Other accounts CANNOT access a registrar. They can only access individual things within it (via access code or auto-grant).
Registrar information (name, owner, etc.) is hidden from non-owner accounts in ThingHub.
Data model¶
Thing entity¶
things (
id UUID PRIMARY KEY,
thing_id VARCHAR(16), -- assigned at provisioning (NanoID)
type VARCHAR(50) NOT NULL,
status VARCHAR(20) NOT NULL, -- ENROLLED, ACTIVE, SUSPENDED, DEREGISTERED
registrar_id UUID NOT NULL, -- FK to registrars
access_code VARCHAR(20), -- current active code (null before provisioning)
model_id VARCHAR(100),
registered_at TIMESTAMP,
updated_at TIMESTAMP
)
ThingAccess entity¶
thing_accesses (
id UUID PRIMARY KEY,
thing_id UUID NOT NULL, -- FK to things.id (internal ID)
account_id VARCHAR(100) NOT NULL,
access_code VARCHAR(20) NOT NULL, -- the code used to gain access
granted_at TIMESTAMP NOT NULL,
UNIQUE(thing_id, account_id, access_code)
)
Access check: SELECT 1 FROM thing_accesses ta JOIN things t ON ta.thing_id = t.id WHERE ta.thing_id = ? AND ta.account_id = ? AND ta.access_code = t.access_code
Registrar entity¶
registrars (
id UUID PRIMARY KEY,
name VARCHAR(255) NOT NULL,
account_id VARCHAR(100) NOT NULL, -- owner account
status VARCHAR(20) NOT NULL,
created_at TIMESTAMP,
updated_at TIMESTAMP
)
API endpoints¶
ThingHub (accessible things)¶
GET /api/v1/accesses -- list accessible things
POST /api/v1/things/access -- grant access by access code
body: { "access_code": "..." }
ThingMake (enrolled things)¶
GET /api/v1/registrars -- list own registrars
POST /api/v1/registrars -- create a registrar
GET /api/v1/registrars/{id}/things -- list enrolled things
POST /api/v1/things -- enroll a thing
POST /api/v1/things/{id}/provision -- provision (assigns thing_id + access_code)

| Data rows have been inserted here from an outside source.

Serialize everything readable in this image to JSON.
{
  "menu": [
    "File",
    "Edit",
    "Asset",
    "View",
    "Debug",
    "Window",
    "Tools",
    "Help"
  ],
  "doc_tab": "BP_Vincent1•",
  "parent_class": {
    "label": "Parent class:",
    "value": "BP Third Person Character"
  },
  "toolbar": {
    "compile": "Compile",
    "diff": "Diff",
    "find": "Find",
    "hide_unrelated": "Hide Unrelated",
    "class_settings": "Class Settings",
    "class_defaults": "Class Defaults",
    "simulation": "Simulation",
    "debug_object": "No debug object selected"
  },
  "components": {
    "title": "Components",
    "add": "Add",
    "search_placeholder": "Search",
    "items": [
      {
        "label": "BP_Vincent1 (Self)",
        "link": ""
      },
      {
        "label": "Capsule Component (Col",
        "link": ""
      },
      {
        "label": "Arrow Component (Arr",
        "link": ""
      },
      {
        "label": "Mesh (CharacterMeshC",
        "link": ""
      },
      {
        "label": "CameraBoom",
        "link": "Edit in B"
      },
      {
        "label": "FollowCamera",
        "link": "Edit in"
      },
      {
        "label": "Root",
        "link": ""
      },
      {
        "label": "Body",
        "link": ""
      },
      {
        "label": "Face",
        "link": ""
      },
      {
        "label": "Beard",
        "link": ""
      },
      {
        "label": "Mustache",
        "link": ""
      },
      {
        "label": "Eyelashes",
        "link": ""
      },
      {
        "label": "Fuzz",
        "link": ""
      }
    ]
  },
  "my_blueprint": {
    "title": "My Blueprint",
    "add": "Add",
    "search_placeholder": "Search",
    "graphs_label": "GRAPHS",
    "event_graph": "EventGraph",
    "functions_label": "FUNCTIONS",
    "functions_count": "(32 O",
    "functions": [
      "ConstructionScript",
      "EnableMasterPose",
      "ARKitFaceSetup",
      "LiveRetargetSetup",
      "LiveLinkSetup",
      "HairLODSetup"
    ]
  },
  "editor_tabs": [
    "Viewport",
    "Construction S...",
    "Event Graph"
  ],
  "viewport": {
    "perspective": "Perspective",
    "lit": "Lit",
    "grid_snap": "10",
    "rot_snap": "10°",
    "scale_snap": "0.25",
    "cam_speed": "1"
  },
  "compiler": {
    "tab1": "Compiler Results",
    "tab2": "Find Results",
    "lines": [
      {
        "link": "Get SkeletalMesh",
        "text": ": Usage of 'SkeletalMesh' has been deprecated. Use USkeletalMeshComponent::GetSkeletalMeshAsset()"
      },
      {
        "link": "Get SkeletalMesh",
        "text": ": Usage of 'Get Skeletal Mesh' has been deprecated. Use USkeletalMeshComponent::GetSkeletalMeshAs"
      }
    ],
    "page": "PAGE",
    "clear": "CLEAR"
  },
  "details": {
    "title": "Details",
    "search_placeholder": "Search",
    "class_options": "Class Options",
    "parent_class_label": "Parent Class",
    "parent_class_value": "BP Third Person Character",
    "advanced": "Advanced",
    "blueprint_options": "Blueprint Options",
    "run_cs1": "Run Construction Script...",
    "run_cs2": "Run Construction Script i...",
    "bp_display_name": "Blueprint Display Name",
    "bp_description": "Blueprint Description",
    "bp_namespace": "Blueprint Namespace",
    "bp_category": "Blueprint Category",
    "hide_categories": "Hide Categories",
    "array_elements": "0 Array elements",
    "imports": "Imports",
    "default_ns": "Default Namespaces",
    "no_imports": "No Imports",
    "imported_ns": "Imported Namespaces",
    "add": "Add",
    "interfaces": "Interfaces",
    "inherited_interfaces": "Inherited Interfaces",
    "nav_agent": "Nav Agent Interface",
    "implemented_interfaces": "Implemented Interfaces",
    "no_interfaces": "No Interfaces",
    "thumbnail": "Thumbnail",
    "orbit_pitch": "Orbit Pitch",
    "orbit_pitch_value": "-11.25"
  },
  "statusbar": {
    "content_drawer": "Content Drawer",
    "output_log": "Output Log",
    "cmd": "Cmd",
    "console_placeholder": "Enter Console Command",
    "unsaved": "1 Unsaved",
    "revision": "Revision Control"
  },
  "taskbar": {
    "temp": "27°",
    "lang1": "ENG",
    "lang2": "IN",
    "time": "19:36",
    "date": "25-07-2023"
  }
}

POST /api/v1/things/{id}/regenerate-code -- retire current code, generate new one
Access code flows¶
-- Share: manufacturer gives code to partner
POST /api/v1/things/access
{ "access_code": "B002-X002-Y002" }
→ 201: { "thing_id": "BROIT-CLN-002", "access_code": "B002-X002-Y002", ... }
-- Retire + regenerate: manufacturer rotates code
POST /api/v1/things/{id}/regenerate-code
→ 200: { "access_code": "NEW-CODE-HERE", ... }
-- All previous access grants using old code are now invalid
Examples¶
A manufacturer (RUBY-Dalian) enrolls a cleaning robot:
1. POST /registrars → creates "RUBY Dalian Manufacturing"
2. POST /things → enrolls robot (status=ENROLLED)
3. POST /things/{id}/provision → thing_id=BROIT-CLN-002, access_code=B002-X002-Y002
4. RUBY sees the robot in ThingMake (enrolled) and ThingHub (accessible)
A distributor (GREEN) gets access via code, then loses it on rotation:
1. RUBY shares access code B002-X002-Y002 with GREEN
2. GREEN enters code in ThingHub → ThingAccess created
3. GREEN sees BROIT-CLN-002 in ThingHub
4. RUBY retires code → GREEN loses access
5. RUBY generates new code, shares with BLUE → only BLUE has access
Access is additive and managed entirely through grants: there is no owner-transfer or
claim concept. Revoking is deleting the ThingAccess row (or rotating the code).